The new offering adds an Opinionated AI stack and related services to Nutanix’s infrastructure and storage stacks, and the company believes it will find a good reception from the SMB to the enterprise.
Today, Nutanix is announcing Nutanix GPT-in-a-Box, a full-stack software-defined AI-ready platform designed for customers who are looking to jump-start artificial intelligence [AI] and machine learning [ML] innovation, but who don’t know quite where to start.
“Nutanix is primarily an infrastructure player, with a parallel storage stack,” said Manosiz Bhattacharyya, Nutanix’s CTO. “The infrastructure stack and the storage stack are both the same as we use here. What is new is the addition of an Opinionated AI stack on top, and services that in turn go on top of it.”
This makes the solution a stack of Nutanix Cloud Infrastructure, Nutanix Files and Objects storage, and Nutanix AHV hypervisor and Kubernetes platform with NVIDIA GPU acceleration, all on the Nutanix Cloud Platform. 78% of Nutanix customers indicated that they were likely to run their AI and ML workloads on the Nutanix Cloud Platform.
“The AI stack lets you deploy, fine tune and do inference,” Bhattacharyya said. There are foundational base models for LLM, which include all the standard open source models and a curated set of large language models like Llama2, Falcon GPT and MosaicML.
“Customers want to use AI but don’t know where to start,” Bhattacharyya indicated. “There are tons of tools today, although some, like PyTorch, have become more popular than others, like TensorFlow. And we also bundle in services, so it’s not just the infrastructure stack or the AI stack, but the services as well. What we are doing is making sure we give you the right tools with the services, and this combination of services and the right tools makes it easy and lets the customer hit the ground running.”

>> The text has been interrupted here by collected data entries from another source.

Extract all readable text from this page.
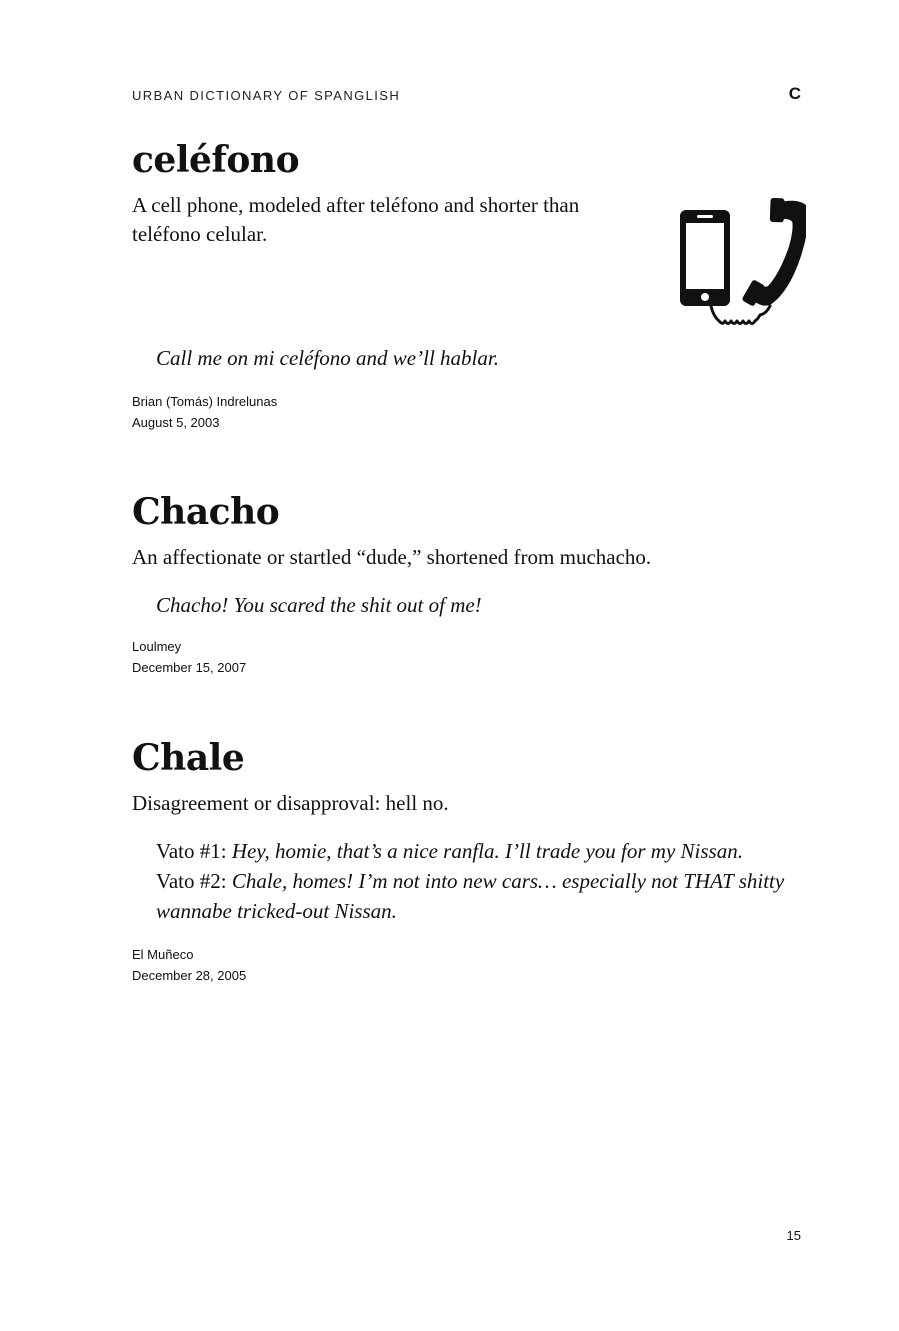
URBAN DICTIONARY OF SPANGLISH	C
celéfono

A cell phone, modeled after teléfono and shorter than teléfono celular.

Call me on mi celéfono and we’ll hablar.

Brian (Tomás) Indrelunas

August 5, 2003

Chacho

An affectionate or startled “dude,” shortened from muchacho.

Chacho! You scared the shit out of me!

Loulmey

December 15, 2007

Chale

Disagreement or disapproval: hell no.

Vato #1: Hey, homie, that’s a nice ranfla. I’ll trade you for my Nissan.
Vato #2: Chale, homes! I’m not into new cars… especially not THAT shitty wannabe tricked-out Nissan.

El Muñeco

December 28, 2005

15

Nutanix sees the potential market for their GPT-in-a-Box solution as fairly large.
“We are trying to target the higher end of SMB through to larger customers,” Bhattacharyya stated. “We want to take it downstream as well. This kind of AI has been typically seen in larger markets, but there are areas like fraud detection where the use can be much broader because it makes a lot of sense in smaller markets.”
Bhattacharyya said that many prospects for this typically have both data scentists and IT, but they are siloed separately.
“The data scientists don’t understand the infrastructure side of things and IT doesn’t know what the data scientists want,” he commented. “We give them a solution where the data scientists can do their models without bothering IT.”
At the same time, Bhattacharyya cautioned that Nutanix is well aware that Generative AI today can’t have the final decision on anything important.
“In terms of where we think Generative AI is going, we see it as more of a helping tool for specialists right now,” he said. “For example, in pharmacy manufacturer, you can use it to check regulations, but a person is charge has to have the authority to implement it. What has improved is the fewer number of steps that a human has to do. But there is no way at this juncture that AI can be given the authority on its own to make decisions that affect things that matter.”
There are no immediate plans to follow up on GPT-in-a-Box with near-term roadmap solutions.
“As of now, there is no extension planned to what we are offering here,” Bhattacharyya said. “We think that will suffice for a majority of customers – those who want a simple infrastructure and a stack. We may announce additional things later on, but not now.”
Service integrator partners have been particularly excited about the new solution.
“I see a lot of traction with them because services are a big part of this,” Bhattacharyya indicated. “Most companies and most industries do not have people who can create a fine-tuned AI model by themselves. We believe that service integrators can play a big part with this, and they are excited.”